Doug Henwood wrote,

>I just get irritated when Rifkin's stale idiocies are presented as
>fresh advances in human thought.

I can sympathize with Doug's irritation. Rifkin adds nothing to the
discussion other than a popularizing zeal and a slick presentation. Rifkin
is especially good at mining the painstaking work of scholars and taking --
or at least getting -- credit for the ideas. If you haven't seen Rifkin
perform in the flesh, I suggest you rent the video, "The Road to Wellsville"
starring Anthony Hopkins as Dr. John Kellogg -- it's about as close a
portrayal as you can get.

But there is a danger in attacking Rifkin and his "stale idiocies" because
Rifkin mixes those stale idiocies with some of the most important strategic
issues of the day. The popular expression is "throwing out the baby with the
bath water."

It's important to learn to separate the baby from the bath water. Rifkin's
best selling book is the only contact that many people have with arguments
about the effects of technology on labour markets, the shallowness of the
"high-tech, high-skills future" fantasy, the increasing polarization of the
work force, etc. To simply dismiss all of Rifkin as stale idiocy is to risk
re-inforcing the claims of the neo-liberals that the capitalist free market
is sorting things out just fine and dandy, thank you very much.
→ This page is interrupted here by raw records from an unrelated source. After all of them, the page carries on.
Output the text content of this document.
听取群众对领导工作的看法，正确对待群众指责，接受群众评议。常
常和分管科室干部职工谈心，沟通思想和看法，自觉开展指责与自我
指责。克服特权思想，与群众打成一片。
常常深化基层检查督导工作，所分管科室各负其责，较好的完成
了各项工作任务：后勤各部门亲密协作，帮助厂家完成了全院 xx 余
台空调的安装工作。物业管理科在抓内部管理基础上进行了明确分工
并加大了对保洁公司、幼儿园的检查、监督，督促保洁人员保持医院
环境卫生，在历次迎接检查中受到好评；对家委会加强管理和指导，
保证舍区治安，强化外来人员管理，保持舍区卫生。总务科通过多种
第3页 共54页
The point is that Rifkin has found a way to appeal to a broad audience that
the more analytically sound left has been unable to find. I would like to
ask, "what makes Rifkin's argument seem plausible to so many people?" rather
than denounce his arguments wholesale as stale idiocy.

While we're on the topic of stale idiocy, I'd like to bring up two other
phrases that lead us around in circles, "bourgeois ideology" and "false
consciousness". It has been the everlasting conceit of leftists that one
could build a mass audience through the polemical trick of demonstrating
that anyone who cared to listen was deluded in thinking what they did think
and the truth -- or at least the correct analysis -- was elsewhere. This has
been extremely effective, yes, in attracting a smattering of intellectual
masochists.

Is it really more important to be aloof than to be effective? Or is it
possible to combine political integrity with rhetorical appeal?